Suatu kali, ada seorang Salaf yang berthawaf di Ka'bah seraya berulang-ulang membaca do'a, "Ya Allah, jagalah diriku dari sifat kikir, ya Allah jagalah diriku dari sifat kikir." Sehingga ada yang menegur, wahai hamba Allah, apakah engkau tidak mengetahui selain do'a ini? Ia menjawab, sesungguhnya Allah berfirman,
"Dan siapa yang dipelihara dari kekikiran dirinya, mereka itulah orang-orang yang beruntung." (Al Hasyr: 9)

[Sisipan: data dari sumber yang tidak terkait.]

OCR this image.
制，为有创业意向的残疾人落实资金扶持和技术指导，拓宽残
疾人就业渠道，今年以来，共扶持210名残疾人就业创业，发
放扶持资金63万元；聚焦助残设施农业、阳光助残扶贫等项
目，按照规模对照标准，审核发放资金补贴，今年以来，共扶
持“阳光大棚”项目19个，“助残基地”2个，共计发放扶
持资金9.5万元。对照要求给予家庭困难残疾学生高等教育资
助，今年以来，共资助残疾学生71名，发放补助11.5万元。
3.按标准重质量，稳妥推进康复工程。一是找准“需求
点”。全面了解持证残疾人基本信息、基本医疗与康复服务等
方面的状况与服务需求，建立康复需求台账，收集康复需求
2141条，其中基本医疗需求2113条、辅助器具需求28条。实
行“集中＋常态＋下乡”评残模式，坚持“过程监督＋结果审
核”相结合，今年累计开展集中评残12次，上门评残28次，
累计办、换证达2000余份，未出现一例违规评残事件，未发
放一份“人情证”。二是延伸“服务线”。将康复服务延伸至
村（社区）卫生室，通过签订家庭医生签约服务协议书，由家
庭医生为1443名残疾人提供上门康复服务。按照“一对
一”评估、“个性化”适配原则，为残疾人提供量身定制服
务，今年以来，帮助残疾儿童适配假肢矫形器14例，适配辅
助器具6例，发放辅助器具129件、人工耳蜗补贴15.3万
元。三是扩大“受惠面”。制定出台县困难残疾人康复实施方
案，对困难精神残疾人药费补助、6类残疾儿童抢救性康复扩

Adapun faedah menafkahkan harta di jalan Allah adalah sangat banyak.
Pertama, Allah menjamin nafkah orang tersebut. Dalam hadits Qudsi disebutkan,
"Wahai anak Adam, berinfaklah niscaya Aku (menjamin) nafkahmu." (Muttafaq Alaih)
Kedua, mendapatkan kebaikan saat tibanya Hari Penyesalan, Rasulullah SAW bersabda,
"Barangsiapa bersedekah senilai satu biji kurma dari hasil kerja(nya) yang baik 'dan Allah tidak menerima kecuali yang baik-baik' maka sungguh Allah menerimanya dengan Tangan KananNya, lalu merawatnya sebagaimana salah seorang dari kamu merawat anak kuda/ untanya sehingga (banyaknya) seperti gunung, karena itu bersedekahlah !." (Muttafaq Alaih)
Ketiga, bersedekah bisa menghapuskan dosa. Rasulullah SAW bersabda,
"Puasa adalah benteng, sedangkan sedekah melenyapkan kesalahan (dosa) sebagaimana air memadamkan api." (HR. Ibnu Majah dan Turmudzi, ia berkata hadits hasan shahih)

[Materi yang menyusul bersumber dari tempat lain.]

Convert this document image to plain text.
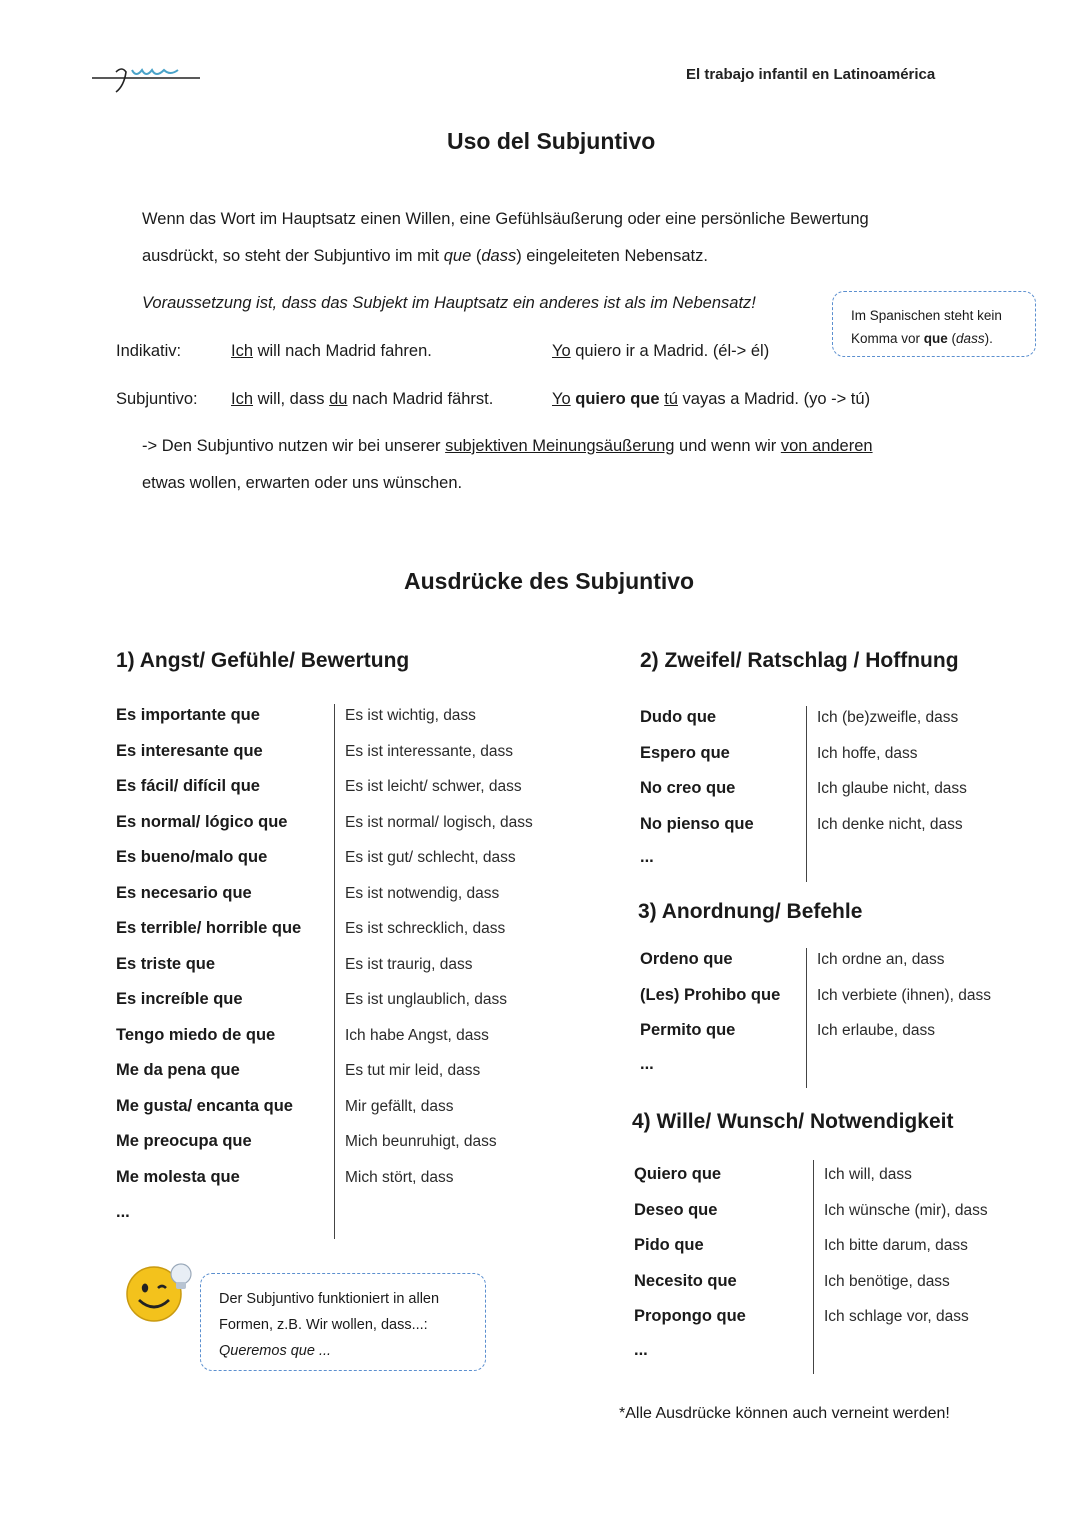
El trabajo infantil en Latinoamérica
Uso del Subjuntivo
Wenn das Wort im Hauptsatz einen Willen, eine Gefühlsäußerung oder eine persönliche Bewertung
ausdrückt, so steht der Subjuntivo im mit que (dass) eingeleiteten Nebensatz.
Voraussetzung ist, dass das Subjekt im Hauptsatz ein anderes ist als im Nebensatz!
Im Spanischen steht kein
Komma vor que (dass).
Indikativ:	Ich will nach Madrid fahren.	Yo quiero ir a Madrid. (él-> él)
Subjuntivo: Ich will, dass du nach Madrid fährst.	Yo quiero que tú vayas a Madrid. (yo -> tú)
-> Den Subjuntivo nutzen wir bei unserer subjektiven Meinungsäußerung und wenn wir von anderen
etwas wollen, erwarten oder uns wünschen.
Ausdrücke des Subjuntivo
1) Angst/ Gefühle/ Bewertung
Es importante que	Es ist wichtig, dass
Es interesante que	Es ist interessante, dass
Es fácil/ difícil que	Es ist leicht/ schwer, dass
Es normal/ lógico que	Es ist normal/ logisch, dass
Es bueno/malo que	Es ist gut/ schlecht, dass
Es necesario que	Es ist notwendig, dass
Es terrible/ horrible que	Es ist schrecklich, dass
Es triste que	Es ist traurig, dass
Es increíble que	Es ist unglaublich, dass
Tengo miedo de que	Ich habe Angst, dass
Me da pena que	Es tut mir leid, dass
Me gusta/ encanta que	Mir gefällt, dass
Me preocupa que	Mich beunruhigt, dass
Me molesta que	Mich stört, dass
...
2) Zweifel/ Ratschlag / Hoffnung
Dudo que	Ich (be)zweifle, dass
Espero que	Ich hoffe, dass
No creo que	Ich glaube nicht, dass
No pienso que	Ich denke nicht, dass
...
3) Anordnung/ Befehle
Ordeno que	Ich ordne an, dass
(Les) Prohibo que Ich verbiete (ihnen), dass
Permito que	Ich erlaube, dass
...
4) Wille/ Wunsch/ Notwendigkeit
Quiero que	Ich will, dass
Deseo que	Ich wünsche (mir), dass
Pido que	Ich bitte darum, dass
Necesito que	Ich benötige, dass
Propongo que	Ich schlage vor, dass
...
Der Subjuntivo funktioniert in allen
Formen, z.B. Wir wollen, dass...:
Queremos que ...
*Alle Ausdrücke können auch verneint werden!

Keempat, berinfak adalah salah satu akhlak Nabi Shallallahu Alaihi Wasallam. Di antara perbuatan yang sangat beliau cintai adalah memberi, bahkan memberikan sesuatu yang sangat beliau butuhkan sendiri, seperti pakaian yang sedang beliau kenakan. Demikian menurut hadits riwayat Bukhari dari Sahl bin Sa'ad Radhiallahu Anhu.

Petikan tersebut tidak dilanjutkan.